Canibalismo de 5.700 anos ligado à violência neolítica descoberta na caverna El Mirador na Espanha
Um novo estudo liderado por Iphes-Cerca e publicado em relatórios científicos fornece evidências de canibalismo humano de 5.700 anos na caverna de El Mirador, Sierra de Atapuerca, Burgos, Espanha. A pesquisa mostra que o evento ocorreu no contexto de um confronto violento entre as comunidades de pastor neolíticas tardias.
Os restos de pelo menos onze indivíduos – crianças, adolescentes e adultos – foram descobertos. Eles haviam sido esfolados, desfalados, desarticulados, fraturados, cozidos e consumidos. Os ossos mostram sinais de canibalismo sistemático, sem sinal de intenção ritual ou funerária. Os pesquisadores acham que o evento provavelmente foi o resultado da violência entre grupos, possivelmente entre moradores e outras comunidades agrícolas ou recém -chegados.
O Dr. Palmira Saladié, pesquisador principal da Iphes-Cerca e da Universitat Rovira I Virgili, apontou a complexidade da interpretação do canibalismo. “O canibalismo é um dos comportamentos mais complexos para interpretar, devido à dificuldade inerente de entender o ato de seres humanos que consomem outros humanos. Além disso, em muitos casos, não temos todas as evidências necessárias para associá -lo a um contexto comportamental específico. Finalmente, os vieses sociais tendem a interpretá -lo invariavelmente como um ato de barbárie”, explicou.

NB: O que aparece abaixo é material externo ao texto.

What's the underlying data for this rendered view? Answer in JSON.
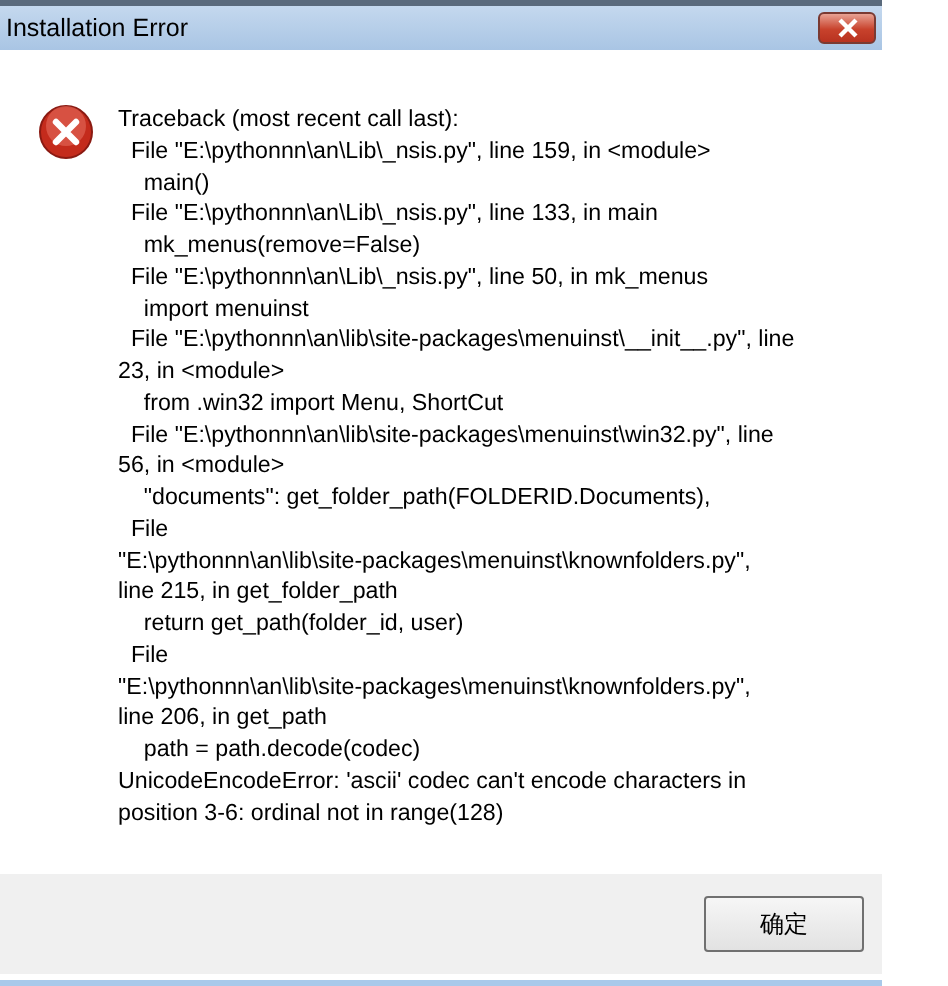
{
  "window": {
    "title": "Installation Error"
  },
  "message_lines": [
    "Traceback (most recent call last):",
    "  File \"E:\\pythonnn\\an\\Lib\\_nsis.py\", line 159, in <module>",
    "    main()",
    "  File \"E:\\pythonnn\\an\\Lib\\_nsis.py\", line 133, in main",
    "    mk_menus(remove=False)",
    "  File \"E:\\pythonnn\\an\\Lib\\_nsis.py\", line 50, in mk_menus",
    "    import menuinst",
    "  File \"E:\\pythonnn\\an\\lib\\site-packages\\menuinst\\__init__.py\", line",
    "23, in <module>",
    "    from .win32 import Menu, ShortCut",
    "  File \"E:\\pythonnn\\an\\lib\\site-packages\\menuinst\\win32.py\", line",
    "56, in <module>",
    "    \"documents\": get_folder_path(FOLDERID.Documents),",
    "  File",
    "\"E:\\pythonnn\\an\\lib\\site-packages\\menuinst\\knownfolders.py\",",
    "line 215, in get_folder_path",
    "    return get_path(folder_id, user)",
    "  File",
    "\"E:\\pythonnn\\an\\lib\\site-packages\\menuinst\\knownfolders.py\",",
    "line 206, in get_path",
    "    path = path.decode(codec)",
    "UnicodeEncodeError: 'ascii' codec can't encode characters in",
    "position 3-6: ordinal not in range(128)"
  ],
  "buttons": [
    "确定"
  ]
}
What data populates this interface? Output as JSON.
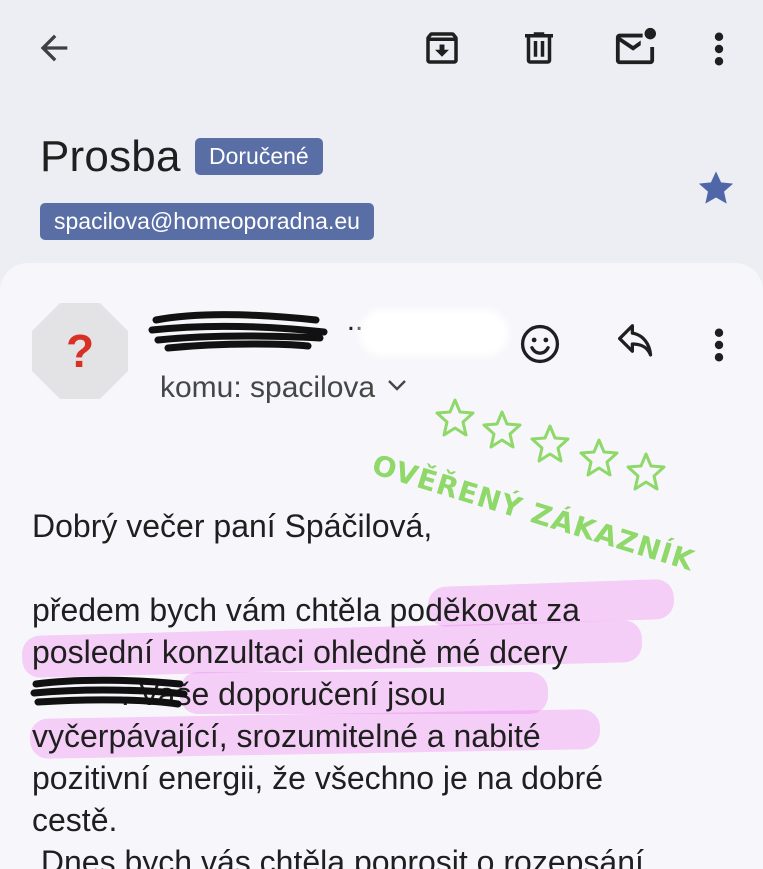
{
  "header": {
    "back_icon": "arrow-back-icon",
    "archive_icon": "archive-icon",
    "delete_icon": "trash-icon",
    "unread_icon": "mark-unread-icon",
    "more_icon": "more-vert-icon"
  },
  "message": {
    "subject": "Prosba",
    "label": "Doručené",
    "sender_email_chip": "spacilova@homeoporadna.eu",
    "starred": true,
    "star_color": "#4f67a8"
  },
  "sender": {
    "avatar_icon": "unknown-sender-question-icon",
    "name_partial": "..",
    "recipient_line": "komu: spacilova"
  },
  "actions": {
    "emoji_icon": "emoji-reaction-icon",
    "reply_icon": "reply-icon",
    "more_icon": "more-vert-icon"
  },
  "stamp": {
    "text": "OVĚŘENÝ ZÁKAZNÍK",
    "color": "#8fd86a",
    "star_count": 5
  },
  "body": {
    "greeting": "Dobrý večer paní Spáčilová,",
    "paragraph_lines": [
      "předem bych vám chtěla poděkovat za",
      "poslední konzultaci ohledně mé dcery",
      "          . Vaše doporučení jsou",
      "vyčerpávající, srozumitelné a nabité",
      "pozitivní energii, že všechno je na dobré",
      "cestě."
    ],
    "next_line": " Dnes bych vás chtěla poprosit o rozepsání"
  },
  "colors": {
    "background": "#eceef4",
    "card": "#f7f7fb",
    "chip": "#5a6ea6",
    "highlight": "#f078f0"
  }
}
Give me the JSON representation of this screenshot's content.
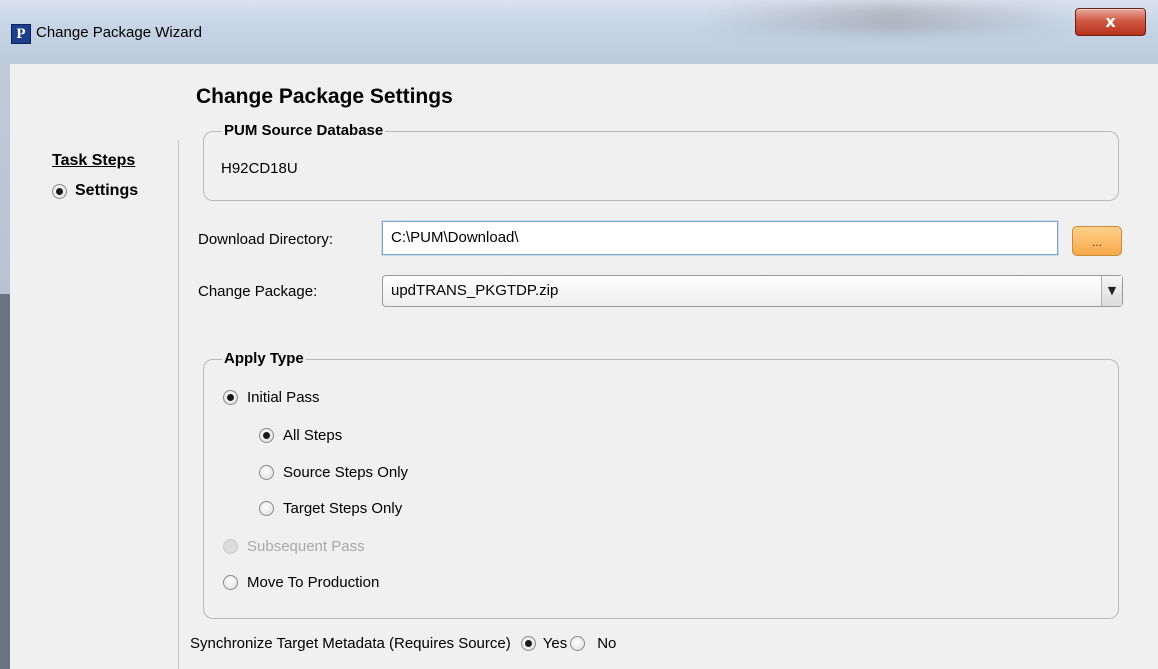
{
  "window": {
    "title": "Change Package Wizard",
    "icon_letter": "P",
    "close_glyph": "x"
  },
  "sidebar": {
    "title": "Task Steps",
    "items": [
      {
        "label": "Settings",
        "selected": true
      }
    ]
  },
  "main": {
    "heading": "Change Package Settings",
    "source_db": {
      "legend": "PUM Source Database",
      "value": "H92CD18U"
    },
    "download_directory": {
      "label": "Download Directory:",
      "value": "C:\\PUM\\Download\\",
      "browse_label": "..."
    },
    "change_package": {
      "label": "Change Package:",
      "selected": "updTRANS_PKGTDP.zip"
    },
    "apply_type": {
      "legend": "Apply Type",
      "options": [
        {
          "label": "Initial Pass",
          "checked": true,
          "enabled": true
        },
        {
          "label": "All Steps",
          "checked": true,
          "enabled": true
        },
        {
          "label": "Source Steps Only",
          "checked": false,
          "enabled": true
        },
        {
          "label": "Target Steps Only",
          "checked": false,
          "enabled": true
        },
        {
          "label": "Subsequent Pass",
          "checked": false,
          "enabled": false
        },
        {
          "label": "Move To Production",
          "checked": false,
          "enabled": true
        }
      ]
    },
    "sync": {
      "label": "Synchronize Target Metadata (Requires Source)",
      "yes_label": "Yes",
      "no_label": "No",
      "selected": "Yes"
    }
  },
  "colors": {
    "browse_button": "#f7a94a",
    "close_button": "#c9442c",
    "field_focus_border": "#7ea2c8"
  }
}
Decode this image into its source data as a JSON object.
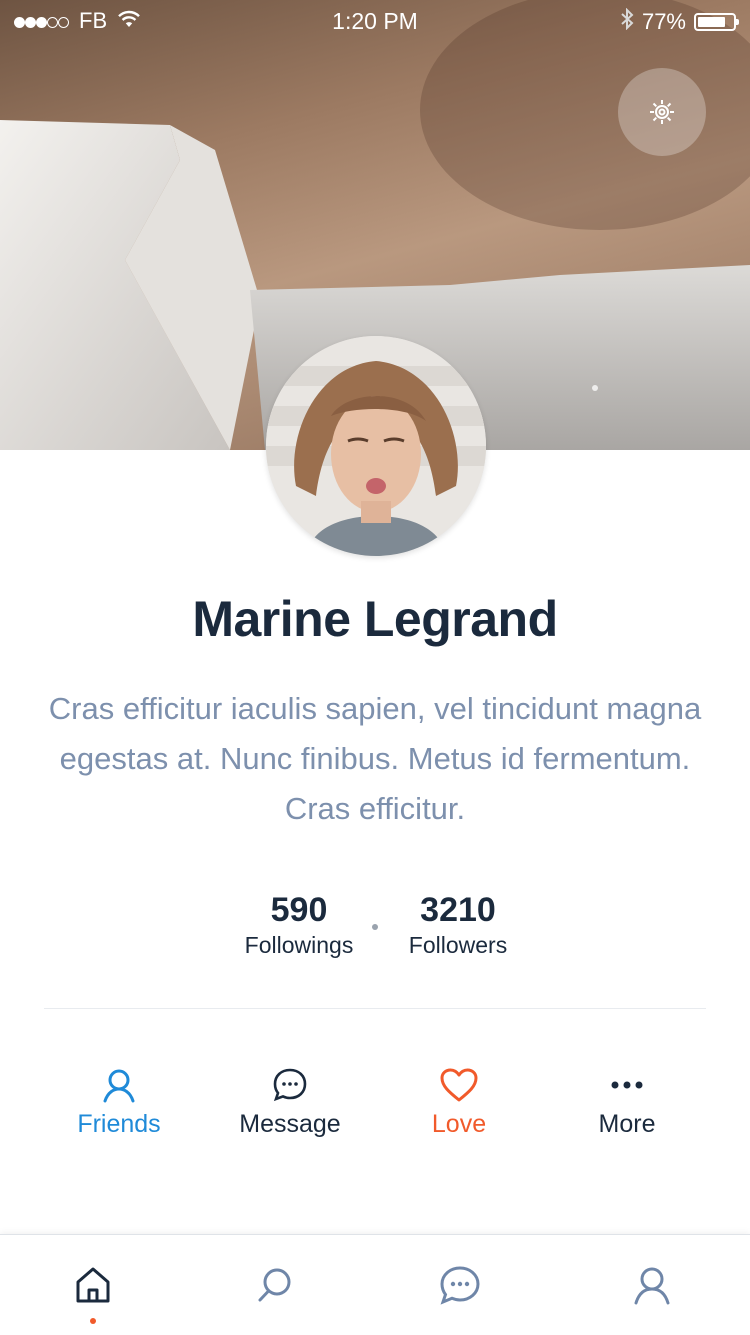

A equipe de pesquisa também incluiu o Dr. Antonio Rodríguez-Hidalgo do Instituto de Arqueologia-Mérida (CSIC-Junta de Extremadura) e afiliado a Iphes-Cerca e Francesc Marginedas (também de Iphes-Cerca e URV). O estudo faz parte de um projeto de pesquisa interdisciplinar mais amplo sobre violência pré -histórica e rituais funerários no projeto Atapuerca, apoiado pelo Ministério da Ciência, Inovação e Universidades da Espanha.

Restos humanos foram encontrados em duas seções da caverna e foram notavelmente bem preservados. A análise tafonômica mostrou marcas de corte claro, extração da medula, queima e marcas de mordida humana. A análise isotópica (⁸⁷SR/⁸⁶SR) revelou que os indivíduos eram locais. A datação por radiocarbono coloca o evento entre 5.700 e 5.570 anos atrás, no final do neolítico, pouco antes da caverna ser convertida para fins funerários.
“Esta não foi uma tradição funerária nem uma resposta à fome extrema”, afirmou Francesc Marginedas. “As evidências apontam para um episódio violento, dada a rapidez com que tudo aconteceu – possivelmente o resultado de conflito entre comunidades agrícolas vizinhas”.

Os resultados se referem à eliminação deliberada de um grupo familiar inteiro e ao seu consumo. “O conflito e o desenvolvimento de estratégias para gerenciar e impedi-lo fazem parte da natureza humana”, explicou Rodríguez-Hidalgo. “Registros etnográficos e arqueológicos mostram que, mesmo em sociedades menos estratificadas e em pequena escala, episódios violentos podem ocorrer nos quais os inimigos foram consumidos como uma forma de eliminação final”.
Os pesquisadores compararam o caso a outros massacres neolíticos na Europa, como Taleim (Alemanha) e ELS Trocs (Espanha), mas disse que El Mirador oferece sinais mais claros de consumo sistemático. Os mesmos padrões foram encontrados na caverna de Fontbrégoua, na França e Herxheim, na Alemanha.

El Mirador não é novo para tais descobertas. Pesquisas anteriores no local já haviam registrado um caso de canibalismo da Idade do Bronze, datado de cerca de 4.600 a 4.100 anos atrás. Essa nova evidência mostra que a prática existia anteriormente, durante o tardio neolítico.
“A recorrência dessas práticas em diferentes momentos na pré -história recente faz de El Mirador um local importante para entender o canibalismo humano pré -histórico e sua relação com a morte, além de possíveis interpretações rituais ou culturais do corpo humano na visão de mundo dessas comunidades”, concluiu Saladié.